Il est vrai que les langues paléo-hispannique, osque, prakrite et nahualt classique sont moins connues que le latin et le grec. Mais pour le reste, que dire?

On pourrait voir dans cette diatribe un sain exercice d'auto-critique, d'autant plus sain qu'il est le fait d'universitaires pratiquant pour certains la branche qu'ils remettent en question. Or, c'est ici le contenu de la critique qui est dangereux, et sa conclusion qui est absurde. Plus encore qu'au premier abord.

Commençons par le contenu dangereux. Réduire la culture antique au terreau d'une entreprise «blanche» d'impérialisme et d'esclavagisme, c'est calquer sur le passé des valeurs contemporaines (on pourrait faire le contraire en estimant que, selon les Anciens, le 21e siècle ne voue pas un culte aux dieux de l'Olympe – mais quel intérêt?). Et c'est surtout passer sous silence l'esclavagisme noir pratiqué par les Arabes, qui est sans doute le plus important de l'histoire en chiffres. Un jeu dangereux, quand on sait la facilité avec laquelle les communautés s'enflamment aujourd'hui. Pourquoi, encore une fois, remettre sur le devant de la scène la couleur de peau et l'essentialiser de la sorte?

Vient ensuite la conclusion absurde. Le fait de ne pas étudier les langues antiques dans un cursus qui leur est consacré se prêterait à merveille au monde sans queue ni tête des comédies d'Eugène Ionesco. Mais le plus grotesque n'est pas là: si c'est la «culture antique» dans son ensemble qui est à bannir, pourquoi l'université ne supprime-t-elle «que» les langues, en mettant l'accent sur la civilisation qui est justement honnie?
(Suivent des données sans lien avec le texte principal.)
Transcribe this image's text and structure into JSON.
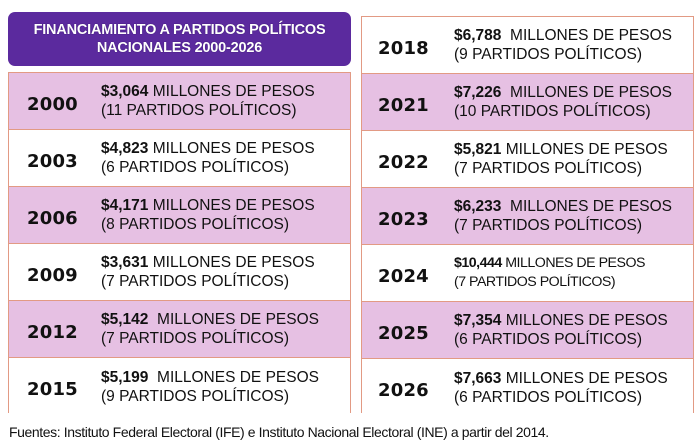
{
  "title": {
    "line1": "FINANCIAMIENTO A PARTIDOS POLÍTICOS",
    "line2": "NACIONALES 2000-2026"
  },
  "unit_label": "MILLONES DE PESOS",
  "left_rows": [
    {
      "year": "2000",
      "amount": "$3,064",
      "unit": " MILLONES DE PESOS",
      "parties": "(11 PARTIDOS POLÍTICOS)",
      "shade": "shaded"
    },
    {
      "year": "2003",
      "amount": "$4,823",
      "unit": " MILLONES DE PESOS",
      "parties": "(6 PARTIDOS POLÍTICOS)",
      "shade": "white"
    },
    {
      "year": "2006",
      "amount": "$4,171",
      "unit": " MILLONES DE PESOS",
      "parties": "(8 PARTIDOS POLÍTICOS)",
      "shade": "shaded"
    },
    {
      "year": "2009",
      "amount": "$3,631",
      "unit": " MILLONES DE PESOS",
      "parties": "(7 PARTIDOS POLÍTICOS)",
      "shade": "white"
    },
    {
      "year": "2012",
      "amount": "$5,142",
      "unit": "  MILLONES DE PESOS",
      "parties": "(7 PARTIDOS POLÍTICOS)",
      "shade": "shaded"
    },
    {
      "year": "2015",
      "amount": "$5,199",
      "unit": "  MILLONES DE PESOS",
      "parties": "(9 PARTIDOS POLÍTICOS)",
      "shade": "white"
    }
  ],
  "right_rows": [
    {
      "year": "2018",
      "amount": "$6,788",
      "unit": "  MILLONES DE PESOS",
      "parties": "(9 PARTIDOS POLÍTICOS)",
      "shade": "white"
    },
    {
      "year": "2021",
      "amount": "$7,226",
      "unit": "  MILLONES DE PESOS",
      "parties": "(10 PARTIDOS POLÍTICOS)",
      "shade": "shaded"
    },
    {
      "year": "2022",
      "amount": "$5,821",
      "unit": " MILLONES DE PESOS",
      "parties": "(7 PARTIDOS POLÍTICOS)",
      "shade": "white"
    },
    {
      "year": "2023",
      "amount": "$6,233",
      "unit": "  MILLONES DE PESOS",
      "parties": "(7 PARTIDOS POLÍTICOS)",
      "shade": "shaded"
    },
    {
      "year": "2024",
      "amount": "$10,444",
      "unit": " MILLONES DE PESOS",
      "parties": "(7 PARTIDOS POLÍTICOS)",
      "shade": "white",
      "condensed": true
    },
    {
      "year": "2025",
      "amount": "$7,354",
      "unit": " MILLONES DE PESOS",
      "parties": "(6 PARTIDOS POLÍTICOS)",
      "shade": "shaded"
    },
    {
      "year": "2026",
      "amount": "$7,663",
      "unit": " MILLONES DE PESOS",
      "parties": "(6 PARTIDOS POLÍTICOS)",
      "shade": "white"
    }
  ],
  "footer": "Fuentes: Instituto Federal Electoral (IFE) e Instituto Nacional Electoral (INE) a partir del 2014.",
  "colors": {
    "title_bg": "#5b2a9e",
    "row_shaded": "#e6c0e3",
    "row_white": "#ffffff",
    "border": "#e29a84"
  }
}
Les langues ne permettent-elles pas de regarder avec plus d'acuité une histoire critiquable?

Ayant goûté pendant cinq ans aux délices inspirantes des études classiques, au secondaire II, je ne peux m'empêcher de songer à l'expression latine «litterae humaniores». Ces doux mots désignaient à la Renaissance les enseignements profanes et expliquent pourquoi, depuis lors, on parle des «humanités»: les lettres, antiques en l'occurence, nous rendent plus humains.

Il se trouve que nous n'accédons véritablement aux civilisations grecque et romaine qu'en pratiquant leur langue et donc leur littérature. Et il se trouve que celles-ci sont à la base de notre démocratie, de notre tradition philosophique, de nos arts, de nos lois et, justement, de nos langues et littératures.

Découvrir cet univers, c'est nous découvrir un peu plus nous-mêmes. Et cela n'a rien d'excluant, bien au contraire. Mais sommes-nous sûrs que l'inclusion soit la vraie motivation des adeptes de la critical race theory, des decolonial studies et de la cancel culture?